Setting things right
THE FIRST quarter of the 2016 show biz season has been rocked by negative developments like star wars (Vivian Velez versus Cristine Reyes) and stressful working conditions and schedules that have led to the demise of some directors. What can be done to set things right, so that lessons are learned and remedies put in place?
On the “star wars” flak and furor, stellar temperaments are famously or infamously prone to result in periodic conflicts, but most of them are kept in check by firm studio or managerial control.
“Warring” stars are advised by their handlers that some celebrity conflicts could in fact boost careers, by making them appear to be edgy, assertive and “eventful.”
Much of the time, however, the media attention generated is counterproductive, because the snarling stars involved come off as off-puttingly self-centered egotists.
That’s why most stellar conflicts are nipped in the bud before they can do too much damage, and both combatants eventually kiss and make up, swearing that they have just had a “misunderstanding.”
They may still hate each other to bits, but for the sake of their careers, and in cognizance of their contractual obligations, the show must go on—even if it’s only “for show!”
In Cristine and Vivian’s instance, however, the damage-control process didn’t work, so the “it was just a misunderstanding” escape hatch couldn’t work.
Lessons learned in this particular case? More stringent management control should kick in before the conflict goes public—and it’s too late to do or say anything except—bye-bye!
The second issue of stressful working, shooting and taping conditions resulting in medical problems and even fatal consequences is more difficult to address, because it involves stringent cost-cutting measures that have been basic industry practice for decades.
It took a long time for child performers to get a more equitable deal, so adult talents will have to fight even harder to not have to work till midnight—and longer.
In the case of directors, the problem is aggravated by the fact that they’re supposed to be on top of a production and most or even all of the factors involved.
—So, even as actors take breaks between camera setups, Direk has to be awake and available to make all sorts of decisions, including small stuff like the right color for an actress’ shoes—etc., etc.!

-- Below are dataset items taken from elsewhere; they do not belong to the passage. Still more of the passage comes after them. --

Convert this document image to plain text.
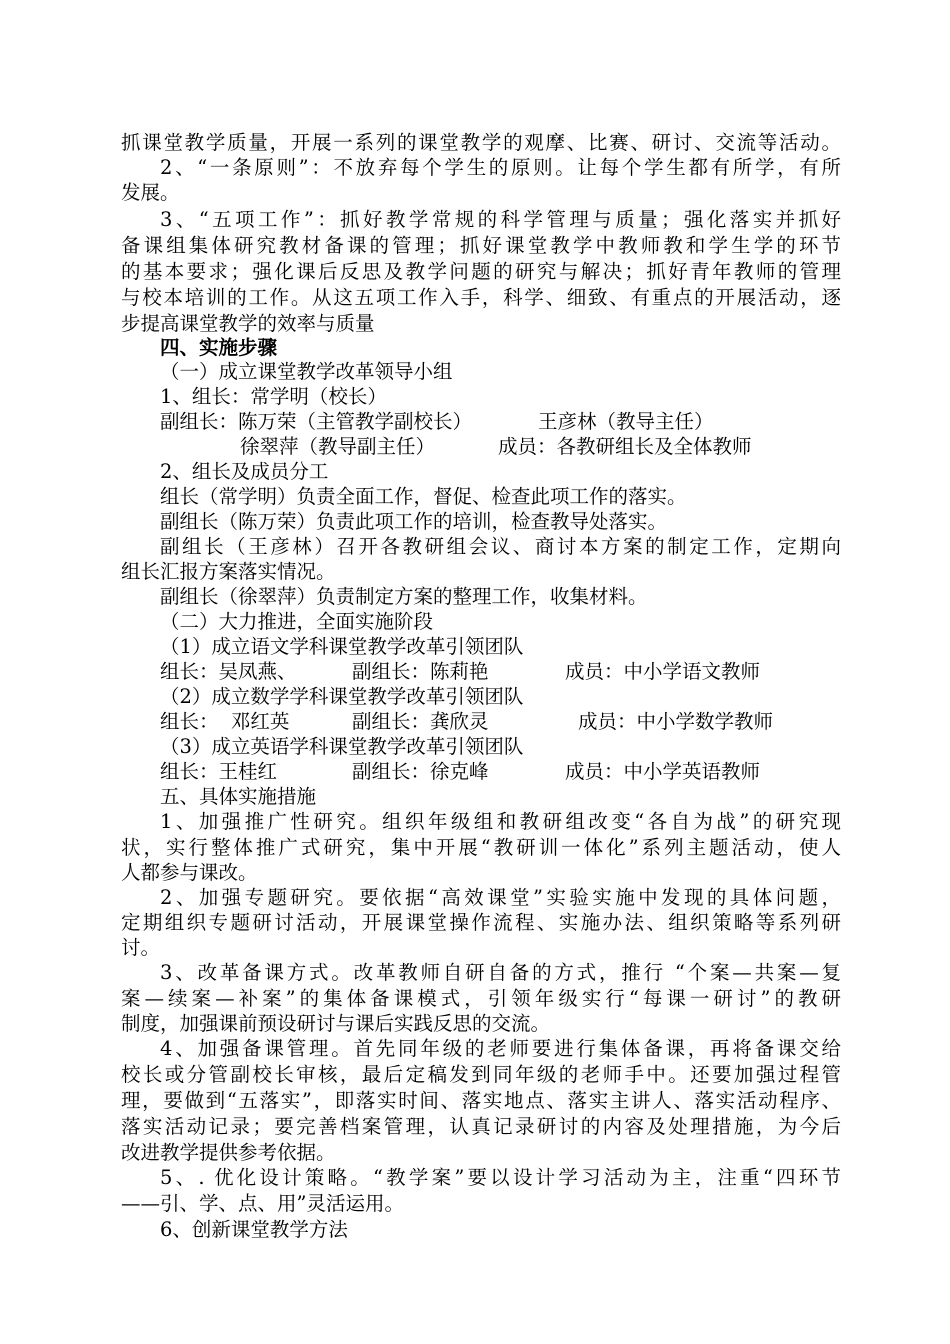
抓课堂教学质量，开展一系列的课堂教学的观摩、比赛、研讨、交流等活动。
2、“一条原则”：不放弃每个学生的原则。让每个学生都有所学，有所
发展。
3、“五项工作”：抓好教学常规的科学管理与质量；强化落实并抓好
备课组集体研究教材备课的管理；抓好课堂教学中教师教和学生学的环节
的基本要求；强化课后反思及教学问题的研究与解决；抓好青年教师的管理
与校本培训的工作。从这五项工作入手，科学、细致、有重点的开展活动，逐
步提高课堂教学的效率与质量
四、实施步骤
（一）成立课堂教学改革领导小组
1、组长：常学明（校长）
副组长：陈万荣（主管教学副校长）	王彦林（教导主任）
徐翠萍（教导副主任）	成员：各教研组长及全体教师
2、组长及成员分工
组长（常学明）负责全面工作，督促、检查此项工作的落实。
副组长（陈万荣）负责此项工作的培训，检查教导处落实。
副组长（王彦林）召开各教研组会议、商讨本方案的制定工作，定期向
组长汇报方案落实情况。
副组长（徐翠萍）负责制定方案的整理工作，收集材料。
（二）大力推进，全面实施阶段
（1）成立语文学科课堂教学改革引领团队
组长：吴凤燕、	副组长：陈莉艳	成员：中小学语文教师
（2）成立数学学科课堂教学改革引领团队
组长：  邓红英	副组长：龚欣灵	成员：中小学数学教师
（3）成立英语学科课堂教学改革引领团队
组长：王桂红	副组长：徐克峰	成员：中小学英语教师
五、具体实施措施
1、加强推广性研究。组织年级组和教研组改变“各自为战”的研究现
状，实行整体推广式研究，集中开展“教研训一体化”系列主题活动，使人
人都参与课改。
2、加强专题研究。要依据“高效课堂”实验实施中发现的具体问题，
定期组织专题研讨活动，开展课堂操作流程、实施办法、组织策略等系列研
讨。
3、改革备课方式。改革教师自研自备的方式，推行 “个案—共案—复
案—续案—补案”的集体备课模式，引领年级实行“每课一研讨”的教研
制度，加强课前预设研讨与课后实践反思的交流。
4、加强备课管理。首先同年级的老师要进行集体备课，再将备课交给
校长或分管副校长审核，最后定稿发到同年级的老师手中。还要加强过程管
理，要做到“五落实”，即落实时间、落实地点、落实主讲人、落实活动程序、
落实活动记录；要完善档案管理，认真记录研讨的内容及处理措施，为今后
改进教学提供参考依据。
5、. 优化设计策略。“教学案”要以设计学习活动为主，注重“四环节
——引、学、点、用”灵活运用。
6、创新课堂教学方法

Given this rigorous reality, the solutions have to include a greater distribution of the director’s decision-making functions, so that he sweats only the big stuff and can thus get the time to recharge his batteries.
Most directors push themselves to the limit because they think they’re still “young enough” to “take” it. Tragically, some of them are in fact no longer as young and fit as they think they are. Unfortunately, they end up realizing it—too late.